Glyburide is an oral medication of the sulfonyl-urea class
used to lower blood sugar. The drug acts by stimulating pancreatic islet cells
to increase insulin secretion. Glyburide is highly bound to proteins in the
blood. The action of glyburide may be enhanced by other drugs that are also highly protein bound such as beta blockers.
Pfizer lists glyburide (Micronase ®) as a pregnancy category B drug [1]. Other
manufacturers list the drug as category C.
Glyburide does not cross the human placenta or enter human breast milk in appreciable
quantities [2-4]. Glyburide appears to be a safe and effective
alternative to insulin in the treatment of gestational diabetes for some women.
However, patients with diabetes prior to
pregnancy, a history of diabetic ketoacidosis, liver disease, or a fasting blood
sugar greater than or equal to 140 mg/dL are treated more appropriately with insulin
[5-9]. Women with an OGTT less than 200 mg/dL, a fasting blood sugar less than
110 mg/dL, and who fail dietary therapy after 30 weeks gestation do well on
glyburide therapy [9-12].
The usual starting dose of glyburide is 2.5 mg orally
daily. When indicated, the dose of glyburide may be increased the following week
by 2.5 mg and thereafter by 5 mg weekly up to a total of 20 mg when necessary to achieve glycemic control. [6]
The onset of action occurs within 2
hours, with a maximal decrease in blood sugar occurring within 3 to 4 hours. The blood glucose
lowering effect lasts for 24 hours following a single morning dose in nonfasting diabetic patients.
The most commonly reported adverse events in patients taking glyburide have been nausea, heart burn, low blood sugar, muscle pain, joint pain, and allergic skin reactions including angioedema (swelling similar to hives) . Blurred vision has been reported with glyburide which is thought to be related to unstable blood sugar values. Liver problems including jaundice and hepatitis may also occur. Less commonly porphyria cutanea tarda, an abnormal sensitivity of the skin to sunlight, hyponatremia, a decrease in the number of agranulocyte white cells in the blood, thrombocytopenia, hemolytic anemia, aplastic anemia, and pancytopenia have been reported with sulfonylureas. Disulfiram-like reactions have been reported very rarely.[1]
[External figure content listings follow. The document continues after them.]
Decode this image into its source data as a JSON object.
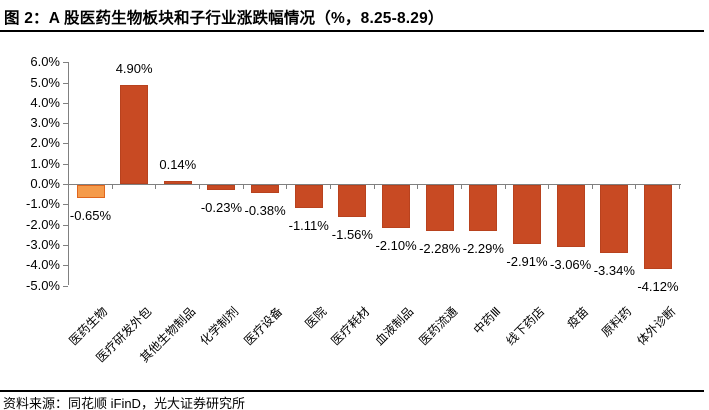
{
  "header": {
    "title": "图 2：A 股医药生物板块和子行业涨跌幅情况（%，8.25-8.29）"
  },
  "source": {
    "text": "资料来源：同花顺 iFinD，光大证券研究所"
  },
  "colors": {
    "bar_main": "#C84A23",
    "bar_main_border": "#B8421E",
    "bar_highlight": "#F59B4B",
    "bar_highlight_border": "#E0661E",
    "axis": "#808080",
    "text": "#000000",
    "rule": "#000000"
  },
  "chart_data": {
    "type": "bar",
    "title": "图 2：A 股医药生物板块和子行业涨跌幅情况（%，8.25-8.29）",
    "categories": [
      "医药生物",
      "医疗研发外包",
      "其他生物制品",
      "化学制剂",
      "医疗设备",
      "医院",
      "医疗耗材",
      "血液制品",
      "医药流通",
      "中药Ⅲ",
      "线下药店",
      "疫苗",
      "原料药",
      "体外诊断"
    ],
    "values": [
      -0.65,
      4.9,
      0.14,
      -0.23,
      -0.38,
      -1.11,
      -1.56,
      -2.1,
      -2.28,
      -2.29,
      -2.91,
      -3.06,
      -3.34,
      -4.12
    ],
    "value_labels": [
      "-0.65%",
      "4.90%",
      "0.14%",
      "-0.23%",
      "-0.38%",
      "-1.11%",
      "-1.56%",
      "-2.10%",
      "-2.28%",
      "-2.29%",
      "-2.91%",
      "-3.06%",
      "-3.34%",
      "-4.12%"
    ],
    "highlight_index": 0,
    "unit": "%",
    "y_tick_labels": [
      "6.0%",
      "5.0%",
      "4.0%",
      "3.0%",
      "2.0%",
      "1.0%",
      "0.0%",
      "-1.0%",
      "-2.0%",
      "-3.0%",
      "-4.0%",
      "-5.0%"
    ],
    "y_tick_values": [
      6,
      5,
      4,
      3,
      2,
      1,
      0,
      -1,
      -2,
      -3,
      -4,
      -5
    ],
    "ylim": [
      -5.0,
      6.0
    ],
    "grid": false,
    "legend": null,
    "xlabel": "",
    "ylabel": ""
  }
}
Patients treated with glyburide for the control of gestational diabetes are
classified as type A2 diabetes, and should receive the same antenatal
surveillance as patients with A2 diabetes treated with insulin.
REFERENCES
1. Micronase® package insert 2002 www.pfizer.com/pfizer/download/uspi_micronase.pdf
. Accessed 5/18/2007
2. Elliott BD, Langer O, Schenker S, Johnson RF. Insignificant transfer of
glyburide occurs across the human placenta. Am J Obstet Gynecol 1991;165:807-812
PMID: 1951536
3. Elliott BD, et al Comparative placental transport of oral hypoglycemic agents in humans: a model of human
placental drug transfer. Am J Obstet Gynecol. 1994;171:653-60.
PMID: 8092211
4. Feig DS, Briggs GG, Kraemer JM et al. Transfer of glyburide and
glipizide into breast milk. Diabetes Care. 2005;28:1851-5. PMID:
16043722
5. ACOG Practice Bulletin. Clinical management guidelines for
obstetrician-gynecologists. Number 30, September 2001.Gestational diabetes.
Obstet Gynecol. 2001;98:525-38.
PMID:11547793
6.Langer O, Conway DL, Berkus MD, Xenakis EM-J, Gonzalez O.A comparison of
glyburide and insulin in women with gestational diabetes mellitus. N Engl J
Med. 2000 ;343:1134-8.PMID: 11036118
7. Jacobson GF, et al. Comparison of glyburide and insulin for the management
of gestational diabetes in a large managed care organization. Am J
Obstet Gynecol. 2005 Jul;193(1):118-24.
PMID: 16021069
8. Langer O, et al. Insulin and glyburide therapy: dosage, severity level of
gestational diabetes, and pregnancy outcome. Am J Obstet Gynecol.2005;192:134-9.
PMID: 15672015
9. Kahn BF, et al., Predictors of glyburide failure in the treatment of
gestational diabetes. Obstet Gynecol.2006;107:1303-9.
PMID: 16738156
10.
Rochon M , et al.,Glyburide for the management of gestational diabetes: risk
factors predictive of failure and associated pregnancy outcomes.
Am J Obstet Gynecol. 2006 ;195:1090-4.
PMID:
17000241
11.
Conway DL , et al., Use of glyburide for the treatment of gestational diabetes:
the San Antonio experience.
J Matern Fetal Neonatal Med. 2004 ;15:51-5.
PMID:15101612
12.Chmait R, et al. Prospective observational study to establish predictors of
glyburide success in women with gestational diabetes mellitus.